I had to go for our company’s data center visit to I ended up missing lunch and 1:30 sessions. The next session I attended was the following.

Data Warehousing with SQL Server 2005
Eric Hanson

I was quite interested in learning the basics of data warehousing using SQL Server 2005 so I decided to take this session and it was well worth it. Eric Hanson described best practices for relational data warehousing with SQL Server 2005 along with the following.

  • How to use the SQL Server 2005 engine as a data warehouse, in coordination with transactional data sources
  • SQL Server Integration Services for ETL best practices
  • Use of partitioning to manage the sliding window scenario for large fact tables.
  • Best practices in bulk loading and removal.
  • Management of statistics, Index and indexed view designs.
  • Writing queries to get good query plans, creating conditions to support star join optimization, and recognizing star join plans.
  • Multi-user workload, hardware sizing and selection.
  • Use of the scalable shared database technology for scale-out of a read-only database.

 His suggestions about not creating PK and FK’s on large warehouse DB’s to speed up ETL too some time to settle in. Similarly the idea of using OLEDB instead of SQL managed provider in events of imports; quite an interesting topic but when I left the session, I was equating flat files with DW approach, bizarre, isn’t it?

Tips & tricks for building websites with Visual Studio 2005, ASP.NET 2.0 and IIS 7
Scott Guthrie

For those of you who know Scott Guthrie, unlike most of the other product managers he is a hardcode development guru at heart and an excellent presenter. His sessions are no fluff, period. Like Rob said, “if you miss something during his session, you know something else you didn’t know is coming shortly”. Scott’s presentations are a balance of demo’s and power points, the best I have seen so far.

This particular presentation was full of ‘wow’ and ‘aha’ features, even for a topic like ASP.NET 2.0 which has been presented many times now.
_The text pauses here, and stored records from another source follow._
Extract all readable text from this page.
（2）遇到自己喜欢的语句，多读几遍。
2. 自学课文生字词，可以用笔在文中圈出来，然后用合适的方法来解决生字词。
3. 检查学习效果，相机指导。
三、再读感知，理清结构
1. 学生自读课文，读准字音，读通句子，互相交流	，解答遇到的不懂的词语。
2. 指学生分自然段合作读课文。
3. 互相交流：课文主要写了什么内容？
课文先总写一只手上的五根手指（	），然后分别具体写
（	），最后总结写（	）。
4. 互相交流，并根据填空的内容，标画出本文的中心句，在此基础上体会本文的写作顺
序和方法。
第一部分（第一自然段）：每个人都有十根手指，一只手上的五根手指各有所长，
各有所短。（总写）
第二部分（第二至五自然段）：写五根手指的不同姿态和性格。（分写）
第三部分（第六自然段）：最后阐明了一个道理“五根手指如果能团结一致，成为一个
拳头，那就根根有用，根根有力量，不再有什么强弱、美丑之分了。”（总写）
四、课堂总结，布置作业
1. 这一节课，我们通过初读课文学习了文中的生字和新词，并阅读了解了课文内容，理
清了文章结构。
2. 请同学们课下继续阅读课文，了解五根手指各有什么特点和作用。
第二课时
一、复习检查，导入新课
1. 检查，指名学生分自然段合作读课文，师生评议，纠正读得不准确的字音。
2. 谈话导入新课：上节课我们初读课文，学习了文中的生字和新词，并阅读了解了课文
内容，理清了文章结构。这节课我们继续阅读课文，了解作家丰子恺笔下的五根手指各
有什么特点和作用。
Even though Scott focused on Ajax feature-set during most part, he also provided a non-trivial discussions of master pages, themes/skins, site navigation, SQL output caching, personalization, membership, role management, Web site administration, IIS7 management and Web deployment process. I came in quite late after attending the data warehousing session but from what Rob and Ajit said, it was quite interesting.
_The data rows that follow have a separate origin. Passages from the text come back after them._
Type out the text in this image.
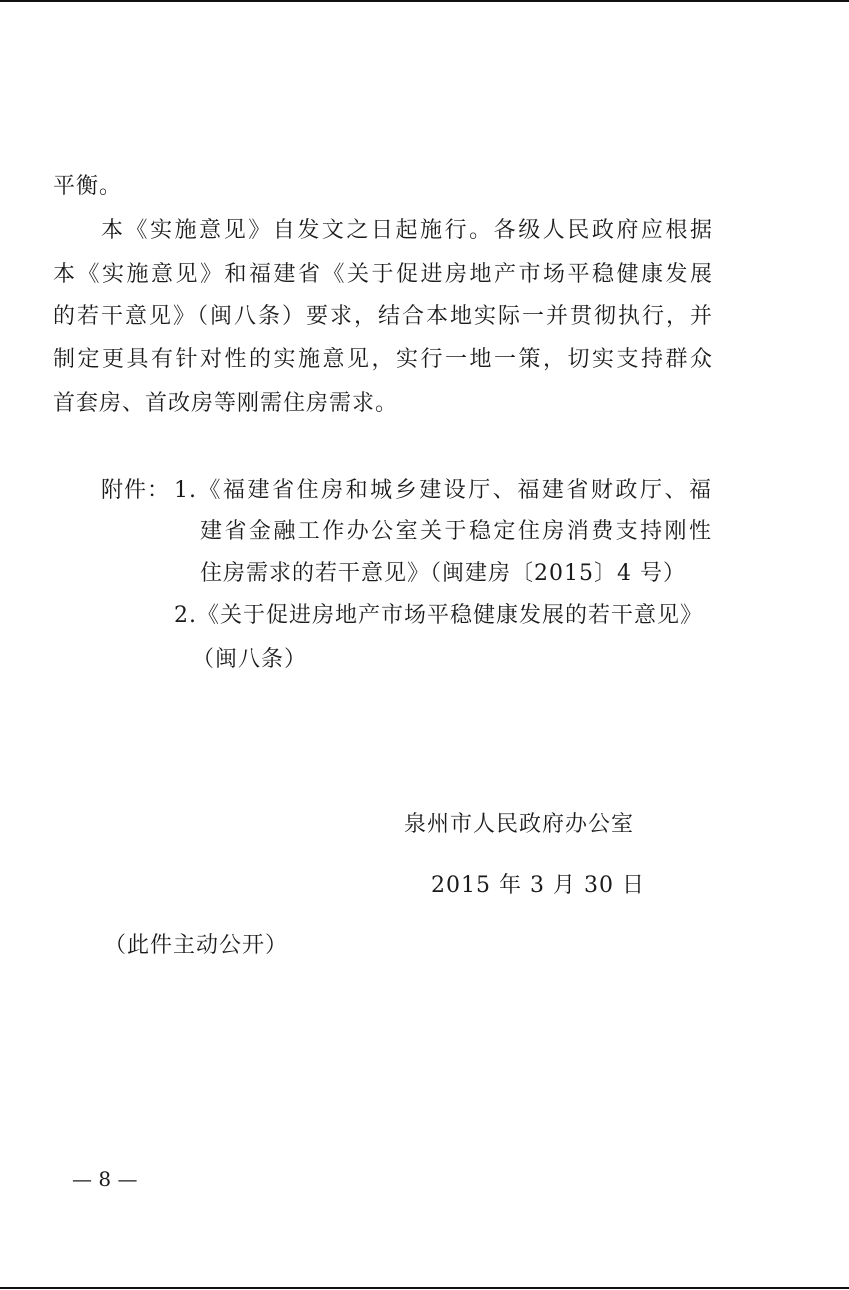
平衡。
本《实施意见》自发文之日起施行。各级人民政府应根据
本《实施意见》和福建省《关于促进房地产市场平稳健康发展
的若干意见》（闽八条）要求，结合本地实际一并贯彻执行，并
制定更具有针对性的实施意见，实行一地一策，切实支持群众
首套房、首改房等刚需住房需求。
附件： 1.《福建省住房和城乡建设厅、福建省财政厅、福
建省金融工作办公室关于稳定住房消费支持刚性
住房需求的若干意见》（闽建房〔2015〕4 号）
2.《关于促进房地产市场平稳健康发展的若干意见》
（闽八条）
泉州市人民政府办公室
2015 年 3 月 30 日
（此件主动公开）
— 8 —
Scott said he will be posting the slides and sample source on his blog. His blog can be found here.
http://weblogs.asp.net/scottgu/

Developing Data Driven Applications with .NET Integrated Language Query (DLINQ)
Scott Guthrie

This was quite an interesting topic and spark up a debate. Rob got all hyped up about it seeing how cool it was and kept saying that “this will revolutionize the way we code” and “here comes the demise of all ORM tools, I can just see it”. However Ajit was skeptical of having bunch of DLINQ statements laying around and felt like it won’t be a good enterprise architecture, analogous to having dynamic SQL in the code. I was thinking more towards

How does it work under the covers: While doing a project recently I got a chance to actually run reflector on DLINQ assemblies to see what it really does? Common understanding is that it builds a SQL query and let the relational engine of SQL server 2005 take over however I believe its wrong. From what I saw it provides its own set of relational operations and perform them on the returned result set, I have to further investigate it.

Further details on LINQ from Scott’s blog on the following links.

Tips/Tricks and LINQ Slides+Demos from my Talk in Dallas
Using LINQ with ASP.NET
Using DLINQ with ASP.NET
DLINQ with Stored Procedures
Tip/Trick: Handling Errors with the UpdatePanel control using ASP.NET AJAX

Later on there was vendors exhibition in the expo hall from 7:00 -8:00 PM and Microsoft unplugged night later during the evening. We got bunch of swag including T-shirts (special thanks to xmlspy guys), product DVD’s, cool toys and so on. Code Smith rep has almost promised me a license so I’m looking forward to it.

The internet kiosk @ DevConnections.

The Three Musketeers; Adnan Masood, Ajit Kumar and Rob Walling.

Microsoft @ the Expo Hall

Microsoft Unplugged Event.

Crew filming about Pet-Peeves you ever had with Microsoft.